Pray (2007)

About the Author: Paul Andolina is one of my favorite people to talk movies with. If you like his stuff, check out his sites Wrestling with Film and Is the Dad Alive?

I recently finished reading a book called Celluloid Sermons: The Emergence of the Christian Film Industry, 1930-1986. Christian films have been a staple in my life since a very young age but I had no clue how it even started. I would have never guessed it started in 1927 and how it went from being distributed church to church on 16mm to big screens and DTV titles. Ever since starting the book I had been on the hunt for interesting and odd Christian films and that is how I stumbled upon Pray. I would like to preface that I’m coming at this film a little bit different than most of my reviews as I’m looking at not only the entertainment value of the film but also what the film is saying theologically. I was a religion major in college and still do read quite a bit about theology, I’m a Lutheran so many of my comments will be coming from that doctrinal standard.about as theologically sound as the film, which is not very good.


Pray is a 2007 Christian thriller supposedly based on a true story that involves a young lady being stalked by an unknown suspect in a mall after closing time. A lot of the stuff I had read about the film talked about it being a Halloween rip-off but apart from a few references to the film, like the woman who goes missing being named Laurie Curtis a portmanteau of the protagonist’s name from Halloween and the name of the actress who portrays her, and the antagonist being credited as the shape in the credits, it’s a different animal than Halloween.

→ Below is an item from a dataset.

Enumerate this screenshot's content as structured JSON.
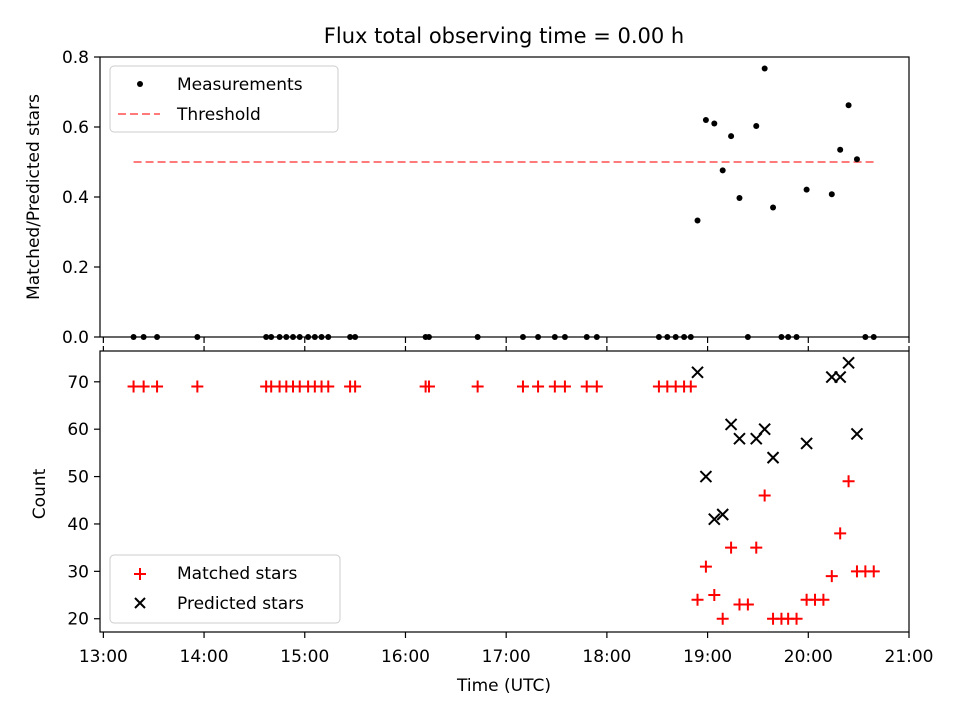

The movie is about miracles and how God uses harrowing situations to call folks to him. This is a prevalent belief in popular Christianity, that God uses situations to get people’s attention instead of Holy Scripture being sufficient to turn men’s hearts to Christ. It’s all about the experience, you know? How boring would it be if someone’s testimony was simply I went to church and heard the sermon with the Word properly preached and I started to see my sin and longed for the sweetness of the Gospel: you gotta have scary killers stalking people and miracles to move folks into conversion ya dig, but I digress apart from some pretty crappy theology, I guess the point of the movie is to entertain you.

It is a mildly entertaining film but I certainly wouldn’t be showing it to people who are not Christians in an attempt to “save” them as they’re more than likely going to laugh in your face after you show them this. The big twist of the film is that there is no way this young lady should have survived and it was an actual miracle that protected her from the killer. I’m not one of those folks who believes miracles are impossible but I think they are far and few between since Scripture is revelatory and sufficient for the conversion of mankind.

The acting is a bit amateur but not once during the movie did I feel the characters were acting odd, most of the cast is teenagers, and they act about how I expect kids of their ilk would. This movie isn’t going to win any awards for being a great horror flick but it’s a nice little thriller that does not feature nudity, crassness, or much violence which may be what someone who buys this film is looking for. Most other viewers, especially horror fans will find little in the way of this being worth their time.

If you are a sucker for low budget films this one may be up your alley, it went on to not only spawn two sequels but a Pray 2.5 as well that combines this film and the 2nd with some added material. I didn’t manage to pick up a copy of it 2.5 but I do have both Pray 2: The Woods and Pray 3D: The Storm that I will cover as well. The DVDs also include Bible Studies on the discs themselves but they’re probably about as theologically sound as the film, which is not very good.